There is evidence that inflammatory processes are involved in at least the early phase of complex regional pain syndrome (CRPS). We compared a panel of pro- and antiinflammatory cytokines in skin blister fluids and serum from patients with CRPS and patients with upper-limb pain of other origin (non-CRPS) in the early stage (< 1 year) and after 6 months of pain treatment. Blister fluid was collected from the affected and contralateral nonaffected side. We used a multiplex-10 bead array cytokine assay and Luminex technology to measure protein concentrations of the cytokines interleukin-1 receptor antagonist (IL-1RA), IL-2, IL-6, IL-8, IL-10, IL-12p40, and tumor necrosis factor-alpha (TNF-α) and the chemokines eotaxin, monocyte chemotactic protein-1 (MCP-1), and macrophage inflammatory protein-1β (MIP-1β). We found bilaterally increased proinflammatory TNF-α and MIP-1β and decreased antiinflammatory IL-1RA protein levels in CRPS patients compared to non-CRPS patients. Neither group showed side differences. After 6 months under analgesic treatment, protein levels of all measured cytokines in CRPS patients, except for IL-6, significantly changed bilaterally to the level of non-CRPS patients. These changes were not related to treatment outcome. In serum, only IL-8, TNF-α, eotaxin, MCP-1, and MIP-1β were detectable without intergroup differences. Blister fluid of CRPS patients showed a bilateral proinflammatory cytokine profile. This profile seems to be relevant only at the early stage of CRPS. Almost all measured cytokine levels were comparable to those of non-CRPS patients after 6 months of analgesic treatment and were not related to treatment outcome.

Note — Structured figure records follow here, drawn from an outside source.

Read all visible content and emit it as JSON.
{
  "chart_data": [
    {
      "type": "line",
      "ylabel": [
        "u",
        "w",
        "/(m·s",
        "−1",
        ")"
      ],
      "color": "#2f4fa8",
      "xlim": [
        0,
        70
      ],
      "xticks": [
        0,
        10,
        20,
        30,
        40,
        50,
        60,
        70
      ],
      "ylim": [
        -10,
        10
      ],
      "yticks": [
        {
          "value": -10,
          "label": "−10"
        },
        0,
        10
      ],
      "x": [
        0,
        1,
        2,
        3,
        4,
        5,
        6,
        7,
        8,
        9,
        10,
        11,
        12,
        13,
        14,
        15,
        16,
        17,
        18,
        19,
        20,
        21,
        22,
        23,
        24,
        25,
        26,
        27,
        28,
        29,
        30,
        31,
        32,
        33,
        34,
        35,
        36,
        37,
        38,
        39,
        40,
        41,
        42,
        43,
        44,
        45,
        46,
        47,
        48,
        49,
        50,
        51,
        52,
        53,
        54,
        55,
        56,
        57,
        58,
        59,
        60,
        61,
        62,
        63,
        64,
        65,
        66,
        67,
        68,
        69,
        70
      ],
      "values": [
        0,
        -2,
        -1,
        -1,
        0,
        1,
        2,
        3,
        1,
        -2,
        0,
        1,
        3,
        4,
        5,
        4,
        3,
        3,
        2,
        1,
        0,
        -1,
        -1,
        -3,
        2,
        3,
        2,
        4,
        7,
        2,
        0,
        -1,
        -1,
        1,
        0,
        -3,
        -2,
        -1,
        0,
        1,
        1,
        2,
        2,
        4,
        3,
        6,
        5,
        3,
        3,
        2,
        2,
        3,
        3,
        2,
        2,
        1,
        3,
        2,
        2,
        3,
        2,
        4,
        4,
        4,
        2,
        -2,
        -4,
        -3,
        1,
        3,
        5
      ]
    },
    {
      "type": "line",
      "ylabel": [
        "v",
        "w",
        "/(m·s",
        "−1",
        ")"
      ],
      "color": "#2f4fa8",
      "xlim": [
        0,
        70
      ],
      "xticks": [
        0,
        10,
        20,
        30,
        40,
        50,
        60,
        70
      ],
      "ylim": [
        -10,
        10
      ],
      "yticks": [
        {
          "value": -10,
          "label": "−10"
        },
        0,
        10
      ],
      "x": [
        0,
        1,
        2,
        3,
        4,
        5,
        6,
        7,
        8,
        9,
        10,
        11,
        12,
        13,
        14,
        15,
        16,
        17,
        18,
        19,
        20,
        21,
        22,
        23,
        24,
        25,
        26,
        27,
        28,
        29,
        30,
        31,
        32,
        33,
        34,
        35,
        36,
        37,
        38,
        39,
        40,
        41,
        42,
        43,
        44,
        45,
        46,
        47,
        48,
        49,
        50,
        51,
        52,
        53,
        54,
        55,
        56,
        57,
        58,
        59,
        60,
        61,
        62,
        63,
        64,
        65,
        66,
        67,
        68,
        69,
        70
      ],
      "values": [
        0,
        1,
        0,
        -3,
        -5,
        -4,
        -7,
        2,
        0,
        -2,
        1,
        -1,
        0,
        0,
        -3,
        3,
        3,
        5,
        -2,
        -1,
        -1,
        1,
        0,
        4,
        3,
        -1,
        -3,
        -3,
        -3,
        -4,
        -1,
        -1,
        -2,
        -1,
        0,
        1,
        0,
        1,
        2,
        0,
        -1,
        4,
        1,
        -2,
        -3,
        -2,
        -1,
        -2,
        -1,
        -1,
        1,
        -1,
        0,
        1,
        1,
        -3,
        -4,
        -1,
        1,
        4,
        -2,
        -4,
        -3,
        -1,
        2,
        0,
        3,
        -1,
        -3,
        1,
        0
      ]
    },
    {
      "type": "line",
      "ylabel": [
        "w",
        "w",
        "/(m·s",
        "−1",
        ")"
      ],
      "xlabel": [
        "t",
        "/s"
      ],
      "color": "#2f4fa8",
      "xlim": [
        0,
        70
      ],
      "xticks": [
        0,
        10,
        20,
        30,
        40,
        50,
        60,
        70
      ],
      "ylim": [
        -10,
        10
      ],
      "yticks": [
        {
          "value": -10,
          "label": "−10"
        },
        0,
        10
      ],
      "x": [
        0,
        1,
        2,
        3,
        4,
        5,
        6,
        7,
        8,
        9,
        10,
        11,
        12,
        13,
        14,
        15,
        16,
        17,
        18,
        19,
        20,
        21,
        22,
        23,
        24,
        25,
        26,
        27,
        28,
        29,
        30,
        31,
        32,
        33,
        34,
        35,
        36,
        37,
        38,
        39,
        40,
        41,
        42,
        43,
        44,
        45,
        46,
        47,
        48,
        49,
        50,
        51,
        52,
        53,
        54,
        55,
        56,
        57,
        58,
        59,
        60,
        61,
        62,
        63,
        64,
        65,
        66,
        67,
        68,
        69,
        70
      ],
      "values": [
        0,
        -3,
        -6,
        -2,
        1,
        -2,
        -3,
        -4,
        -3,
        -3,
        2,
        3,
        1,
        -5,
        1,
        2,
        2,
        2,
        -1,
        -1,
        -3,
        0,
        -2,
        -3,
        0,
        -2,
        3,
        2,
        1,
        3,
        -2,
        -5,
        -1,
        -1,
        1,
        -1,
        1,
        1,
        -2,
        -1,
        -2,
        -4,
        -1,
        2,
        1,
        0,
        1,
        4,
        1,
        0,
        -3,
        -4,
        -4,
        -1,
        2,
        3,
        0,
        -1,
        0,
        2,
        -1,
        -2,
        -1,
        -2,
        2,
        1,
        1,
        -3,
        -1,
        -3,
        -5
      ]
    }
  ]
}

有证据表明,炎症过程至少涉及复杂性区域疼痛综合征(CRPS)的早期阶段。我们比较了 CRPS 患者和上肢疼痛其他来源(非 CRPS)患者在早期(<1 年)和疼痛治疗 6 个月后的皮肤水疱液和血清中促炎和抗炎细胞因子的表达谱。从受累侧和对侧非受累侧采集水疱液。我们使用了多指标 10 珠子细胞因子检测试剂盒和 Luminex 技术来测量细胞因子白细胞介素-1 受体拮抗剂(IL-1RA)、IL-2、IL-6、IL-8、IL-10、IL-12p40 和肿瘤坏死因子-α(TNF-α)以及趋化因子嗜酸性粒细胞趋化因子、单核细胞趋化蛋白-1(MCP-1)和巨噬细胞炎性蛋白-1β(MIP-1β)的蛋白浓度。我们发现与非 CRPS 患者相比,CRPS 患者双侧的促炎 TNF-α 和 MIP-1β增加,抗炎性 IL-1RA 蛋白水平降低。两组均未显示侧别差异。在镇痛治疗 6 个月后,CRPS 患者除 IL-6 外,所有测量的细胞因子蛋白水平均双侧向非 CRPS 患者的水平变化。这些变化与治疗结果无关。在血清中,只有 IL-8、TNF-α、嗜酸性粒细胞趋化因子、MCP-1 和 MIP-1β可检测到,且两组间无差异。CRPS 患者的水疱液显示出双侧促炎细胞因子谱。这种谱似乎仅在 CRPS 的早期阶段相关。在镇痛治疗 6 个月后,几乎所有测量的细胞因子水平与非 CRPS 患者相当,与治疗结果无关。